I know Georgia will like the Thai cooking class. She’s a gifted cook, intuitive about flavor combinations, enthusiastic about putting food before family and friends. She’s also able to taste a dish and identify the separate ingredients, which is practically a superpower. Personally, I’m an uninspired cook. I’ve got a few recipes I pull out when something special is required, but for the most part, dinner’s fifteen minutes from stove to table; and in another fifteen minutes it’s gone.
A young man meets Resi, Georgia, and me in front of our hotel on Khaosan Road. His name is Tuk (rhymes with book). He leads us across the street, around the corner, and into the cooking school, where he introduces us to our classmates, who are seated around a table, waiting to get started. Much is made of where everyone is from: Martin is Hungarian; Evie, his girlfriend, is German and, as it turns out, is suffering a foul reaction to something she’s eaten and must race to the restroom every five minutes. Poor Girl. Two from Switzerland; he’s named Fabio, and she’s named Fabien. Georgia asks if they’re twins and they laugh and share a look. Apparently not. An Israeli couple and their daughter arrive last. Their names are given—foreign-sounding, difficult to pronounce, pointless to remember.

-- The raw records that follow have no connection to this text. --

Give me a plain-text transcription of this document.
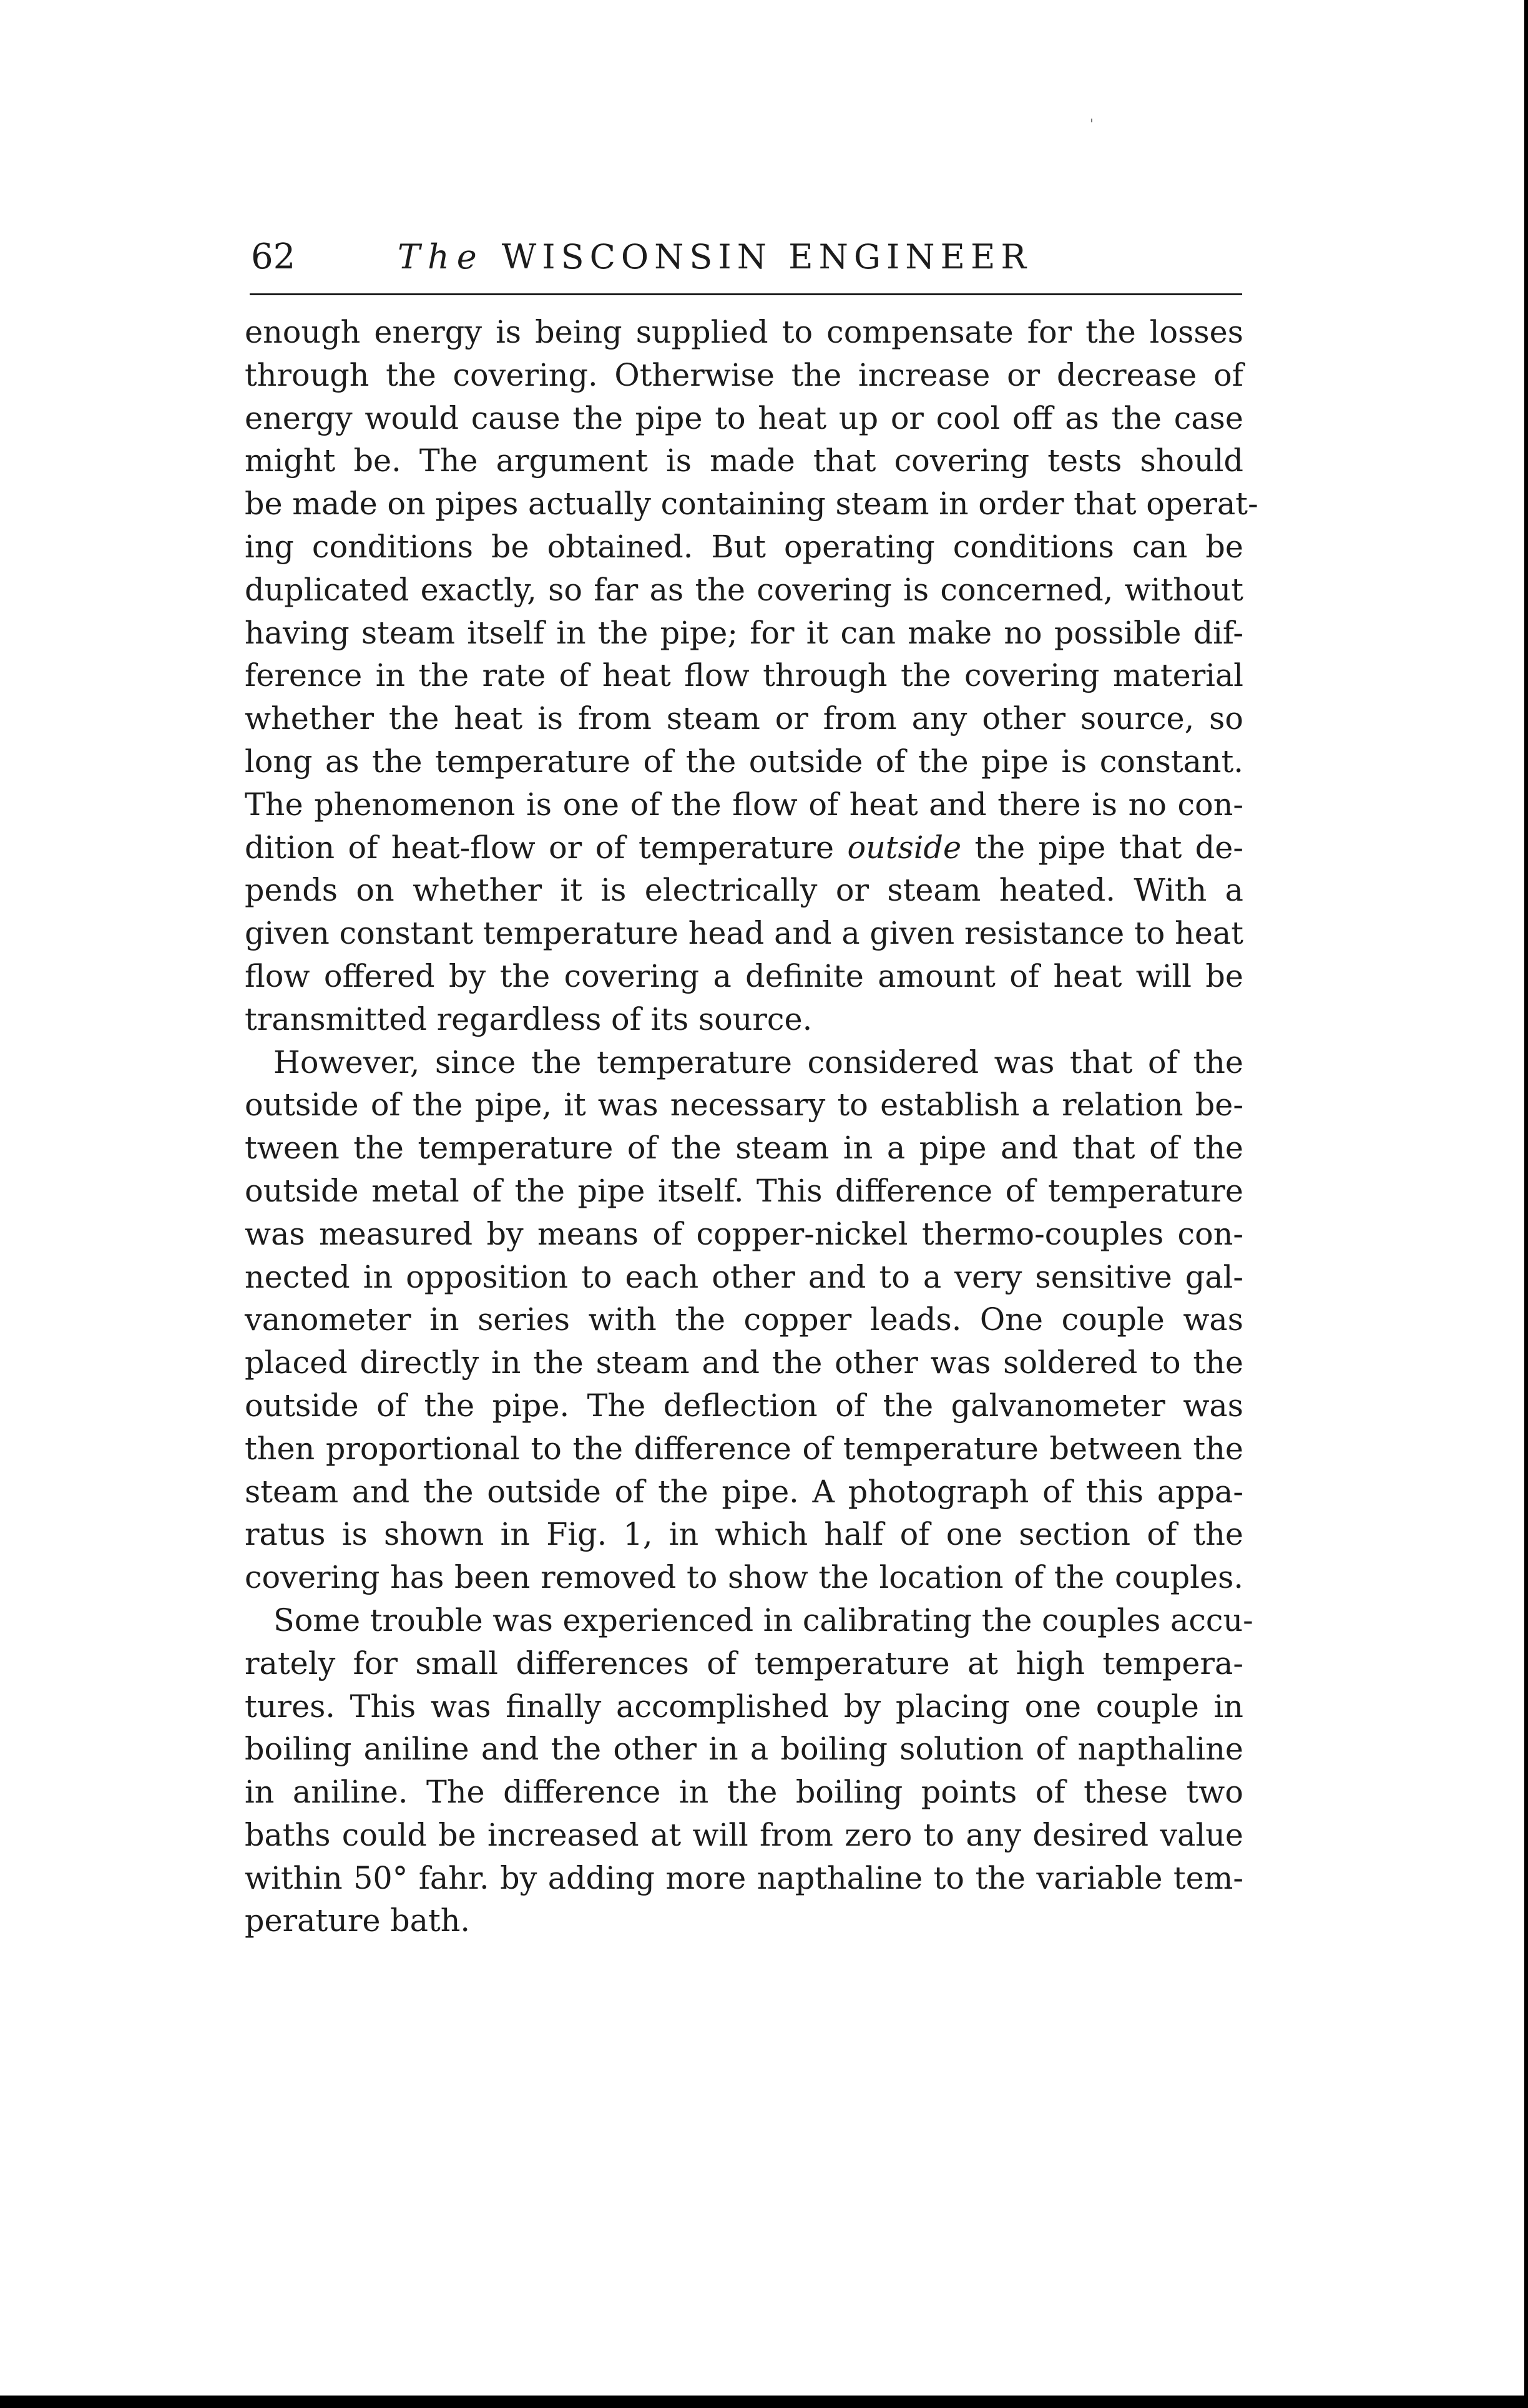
62	The WISCONSIN ENGINEER
enough energy is being supplied to compensate for the losses
through the covering. Otherwise the increase or decrease of
energy would cause the pipe to heat up or cool off as the case
might be. The argument is made that covering tests should
be made on pipes actually containing steam in order that operat-
ing conditions be obtained. But operating conditions can be
duplicated exactly, so far as the covering is concerned, without
having steam itself in the pipe; for it can make no possible dif-
ference in the rate of heat flow through the covering material
whether the heat is from steam or from any other source, so
long as the temperature of the outside of the pipe is constant.
The phenomenon is one of the flow of heat and there is no con-
dition of heat-flow or of temperature outside the pipe that de-
pends on whether it is electrically or steam heated. With a
given constant temperature head and a given resistance to heat
flow offered by the covering a definite amount of heat will be
transmitted regardless of its source.
However, since the temperature considered was that of the
outside of the pipe, it was necessary to establish a relation be-
tween the temperature of the steam in a pipe and that of the
outside metal of the pipe itself. This difference of temperature
was measured by means of copper-nickel thermo-couples con-
nected in opposition to each other and to a very sensitive gal-
vanometer in series with the copper leads. One couple was
placed directly in the steam and the other was soldered to the
outside of the pipe. The deflection of the galvanometer was
then proportional to the difference of temperature between the
steam and the outside of the pipe. A photograph of this appa-
ratus is shown in Fig. 1, in which half of one section of the
covering has been removed to show the location of the couples.
Some trouble was experienced in calibrating the couples accu-
rately for small differences of temperature at high tempera-
tures. This was finally accomplished by placing one couple in
boiling aniline and the other in a boiling solution of napthaline
in aniline. The difference in the boiling points of these two
baths could be increased at will from zero to any desired value
within 50° fahr. by adding more napthaline to the variable tem-
perature bath.
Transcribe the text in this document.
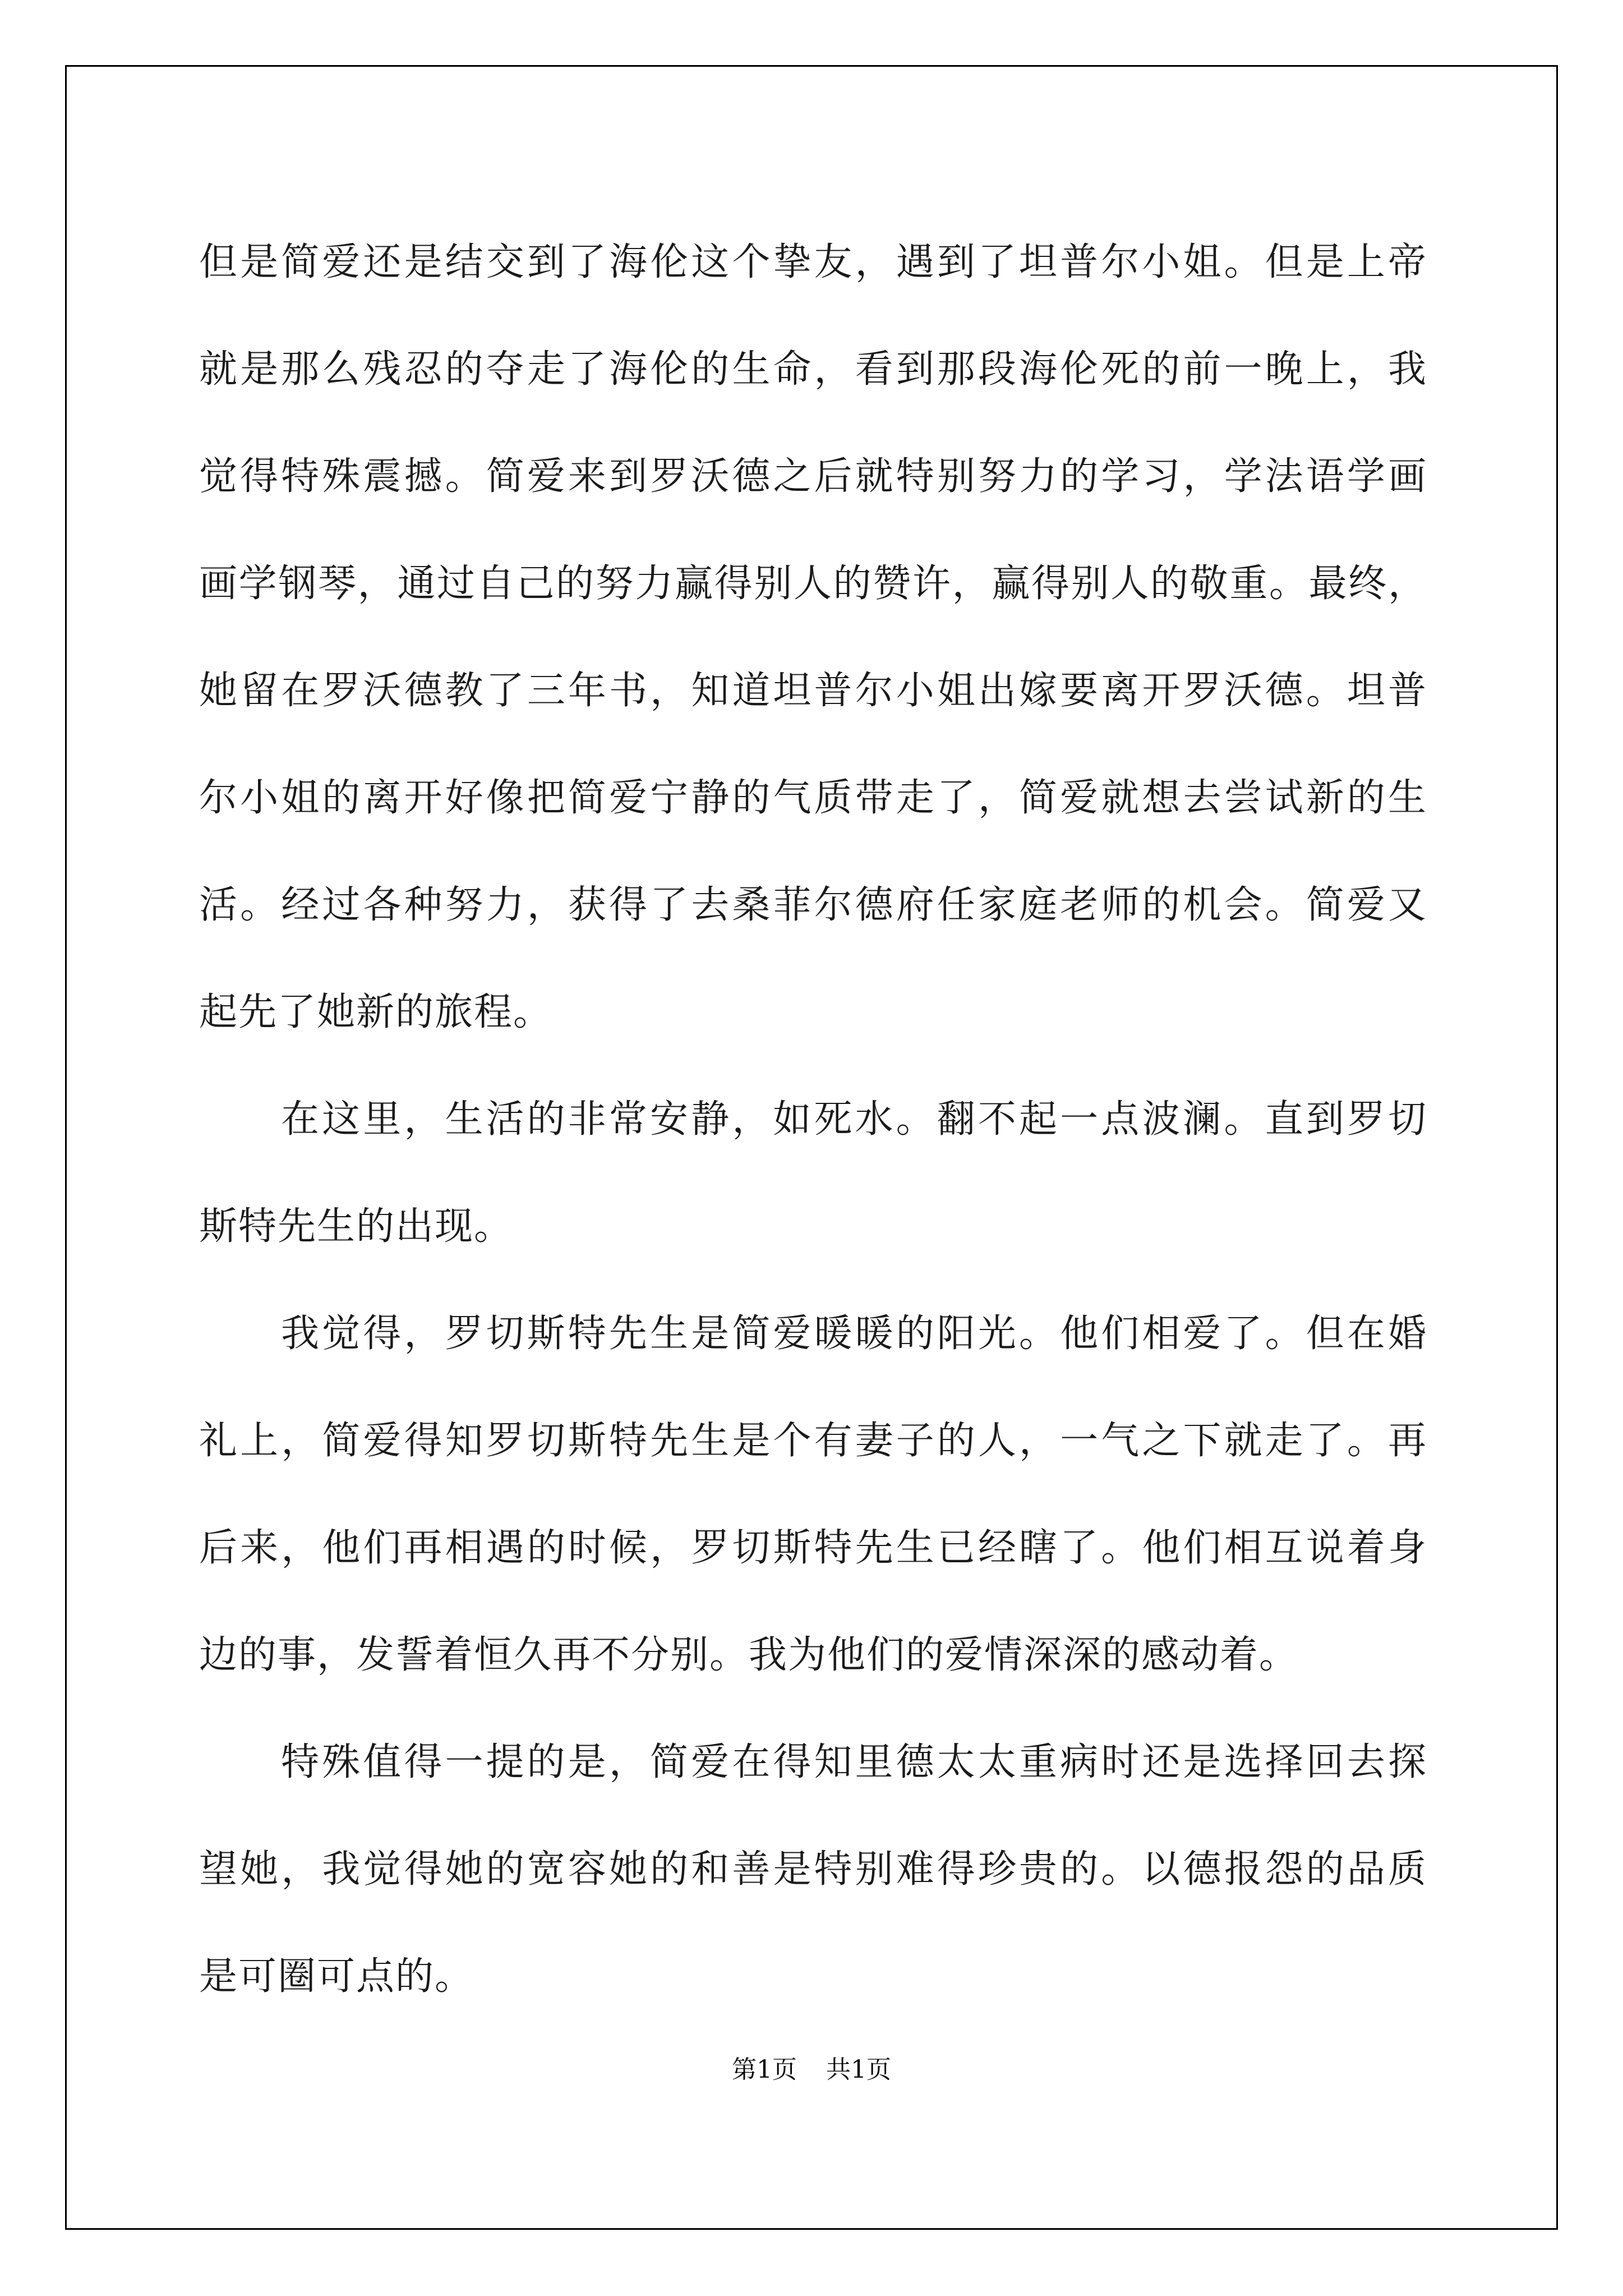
但是简爱还是结交到了海伦这个挚友，遇到了坦普尔小姐。但是上帝
就是那么残忍的夺走了海伦的生命，看到那段海伦死的前一晚上，我
觉得特殊震撼。简爱来到罗沃德之后就特别努力的学习，学法语学画
画学钢琴，通过自己的努力赢得别人的赞许，赢得别人的敬重。最终，
她留在罗沃德教了三年书，知道坦普尔小姐出嫁要离开罗沃德。坦普
尔小姐的离开好像把简爱宁静的气质带走了，简爱就想去尝试新的生
活。经过各种努力，获得了去桑菲尔德府任家庭老师的机会。简爱又
起先了她新的旅程。
在这里，生活的非常安静，如死水。翻不起一点波澜。直到罗切
斯特先生的出现。
我觉得，罗切斯特先生是简爱暖暖的阳光。他们相爱了。但在婚
礼上，简爱得知罗切斯特先生是个有妻子的人，一气之下就走了。再
后来，他们再相遇的时候，罗切斯特先生已经瞎了。他们相互说着身
边的事，发誓着恒久再不分别。我为他们的爱情深深的感动着。
特殊值得一提的是，简爱在得知里德太太重病时还是选择回去探
望她，我觉得她的宽容她的和善是特别难得珍贵的。以德报怨的品质
是可圈可点的。
第1页 共1页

Tuk, it turns out, is the chef who will be explaining the foods and guiding us through the recipes. He pays special tribute to his assistants, two quiet women who smile and duck their heads. I’m relieved that he’s considerate toward them. In the last cooking demonstration I attended, the chef berated her assistant until she made him cry. I’ve never seen anyone so brazenly, proudly sadistic. So Tuk’s kindness is a relief.
We’re assigned partners. Resi and I are together. Georgia is paired with the Israeli woman who speaks no English, which makes her no use at all. She can’t read the recipes, she doesn’t understand the instructions, she can’t communicate with her fellow chef-in-training. Georgia’s happy to do it all. She adds and stirs, asks Tuk questions, and hands the woman her share of the food at the completion of each dish. Resi and I, both of us pragmatic cooks, hum happily along, taking turns adding ingredients and stirring. The ingredients aren’t things that are found in either of our pantries—kaffir lime leaves, galangal, lemon grass, coconut milk, roasted rice powder.
Here’s a list of what we make and eat: pumpkin hummus, chili paste (this is a spicy staple used in many dishes), tom yam soup, pad Thai, fried vegetables with ginger and cashew nuts, green papaya salad, peanut sauce, spring rolls, Massaman curry, mango with sticky rice.
In addition to doing all the work at her wok, Georgia runs around with her camera. She gets pictures of Resi and me, our teacher and his assistants, the two couples, and the food. She takes a picture of the Israeli daughter and offers to send it to the girl’s father if he wants to give her his email address, to which he replies, I’m assuming more loudly than he intended, that he prefers never to give out that information, an odd and almost belligerent reaction that draws notice from the whole group, making things weird for several minutes.
This is a lot of food. Too much. We’ve consumed to the point of pain. And there’s still the desert to get through. Realizing that we’re all stuffed, Tuk’s solution is for us to get up and dance to make room for more. Forming us into a circle around the room, he shows us the hand and arm motions to a Thai folk dance, then gets us moving around and clapping. Surprisingly, five minutes of this renders us more comfortable, able to stuff in a few more bites. I’m fond of neither rice nor mango. While others proclaim it the best concoction ever, I take my polite two bites, and move it to the side.
At the end of our cooking day Georgia’s still enthusiastic. She’s got plans for the new recipes. She buys the shredders and slicers that’re available for purchase at the front counter. She’ll cook for her friends back in Utah. When I ask Resi if she’s ever going to actually go to the trouble to follow the involved recipes and set a Thai meal in front of her family, she tells me that she’ll probably use some of the spices and implement some of the methods she’s learned—which I take to mean probably not. Will David ever get to taste pad Thai in his own home prepared for him by his wife? Wouldn’t hold my breath.